Near-Earth Asteroid Misses Planet by Cosmic Inches

A just recently discovered asteroid will miss the Earth by mere cosmic inches on Monday. The 2011 MD asteroid will pass over the south Atlantic this afternoon around 1PM. The asteroid will squeeze by the planet only about 7500 miles away. For a bit of perspective, the moon is around 384,000 miles from Earth.

Source: Wikimedia.org

Earlier this year, the Earth avoided another close call when asteroid 2011 CQ1 missed impacting the planet by only 3,405 miles, according to Geek.com. As with that asteroid, the 2011 asteroid will come within range of some of Earth’s communications and media satellites.

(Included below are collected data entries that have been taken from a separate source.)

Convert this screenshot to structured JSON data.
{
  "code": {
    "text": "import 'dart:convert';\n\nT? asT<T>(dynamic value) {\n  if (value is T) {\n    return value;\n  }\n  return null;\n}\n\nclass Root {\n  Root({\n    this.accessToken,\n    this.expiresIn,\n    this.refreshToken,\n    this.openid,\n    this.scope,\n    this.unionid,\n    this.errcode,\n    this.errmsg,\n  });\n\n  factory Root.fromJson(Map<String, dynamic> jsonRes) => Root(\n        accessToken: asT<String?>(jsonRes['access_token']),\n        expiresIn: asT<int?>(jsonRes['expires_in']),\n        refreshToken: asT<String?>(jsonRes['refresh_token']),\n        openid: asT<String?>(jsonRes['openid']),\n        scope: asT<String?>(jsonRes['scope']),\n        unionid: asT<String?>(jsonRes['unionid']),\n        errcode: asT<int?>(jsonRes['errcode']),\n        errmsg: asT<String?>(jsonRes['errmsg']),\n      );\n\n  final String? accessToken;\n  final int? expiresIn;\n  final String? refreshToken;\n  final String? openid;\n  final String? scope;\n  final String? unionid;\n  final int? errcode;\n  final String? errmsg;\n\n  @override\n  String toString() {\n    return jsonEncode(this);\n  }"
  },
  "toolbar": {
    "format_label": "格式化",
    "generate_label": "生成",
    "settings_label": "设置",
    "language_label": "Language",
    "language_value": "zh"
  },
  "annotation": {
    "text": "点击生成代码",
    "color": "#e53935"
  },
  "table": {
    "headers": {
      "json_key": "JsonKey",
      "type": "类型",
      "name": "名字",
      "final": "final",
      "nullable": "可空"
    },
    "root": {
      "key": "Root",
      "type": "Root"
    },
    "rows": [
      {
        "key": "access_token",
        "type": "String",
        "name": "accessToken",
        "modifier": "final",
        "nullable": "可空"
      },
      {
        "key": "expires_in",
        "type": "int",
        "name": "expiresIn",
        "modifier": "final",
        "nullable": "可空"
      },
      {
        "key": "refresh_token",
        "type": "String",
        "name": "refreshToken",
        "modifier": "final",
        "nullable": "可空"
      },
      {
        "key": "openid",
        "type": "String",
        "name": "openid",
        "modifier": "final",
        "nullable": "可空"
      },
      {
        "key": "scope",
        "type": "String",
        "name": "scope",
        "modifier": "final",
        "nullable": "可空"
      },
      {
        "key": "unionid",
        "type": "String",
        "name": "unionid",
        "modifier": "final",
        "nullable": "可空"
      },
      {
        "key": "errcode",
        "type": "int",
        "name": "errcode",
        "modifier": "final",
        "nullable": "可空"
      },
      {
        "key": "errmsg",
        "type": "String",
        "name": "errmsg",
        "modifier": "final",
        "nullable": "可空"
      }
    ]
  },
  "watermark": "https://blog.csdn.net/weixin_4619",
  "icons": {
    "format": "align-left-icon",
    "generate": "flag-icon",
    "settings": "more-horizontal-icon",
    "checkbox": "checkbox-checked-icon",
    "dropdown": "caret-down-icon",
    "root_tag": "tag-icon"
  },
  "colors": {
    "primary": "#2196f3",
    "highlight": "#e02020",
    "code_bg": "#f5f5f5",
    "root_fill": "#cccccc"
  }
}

Although the asteroid passing by Earth today is only about 20 to 50 feet wide, the scary thing is that we only discovered it last week. This size of asteroid would only do damage to a small, localized area if it should hit. Still, the fact that we didn’t know it was coming until it was pretty much already here is a bit frightening.

Actually, that’s been true for quite a few near-Earth asteroids — not knowing they are out there until they are in our face. Granted, there are endless billions of objects flying around out there, but it makes one nervous to possibly have a huge asteroid flying almost directly at you and not know it’s coming until it is definately too late to do anything about it.

For those hoping to spot the asteroid during its flyby, you are probably out of luck unless you live somewhere like South Africa, Antartica or Australia, which will be dark when the asteroid passes.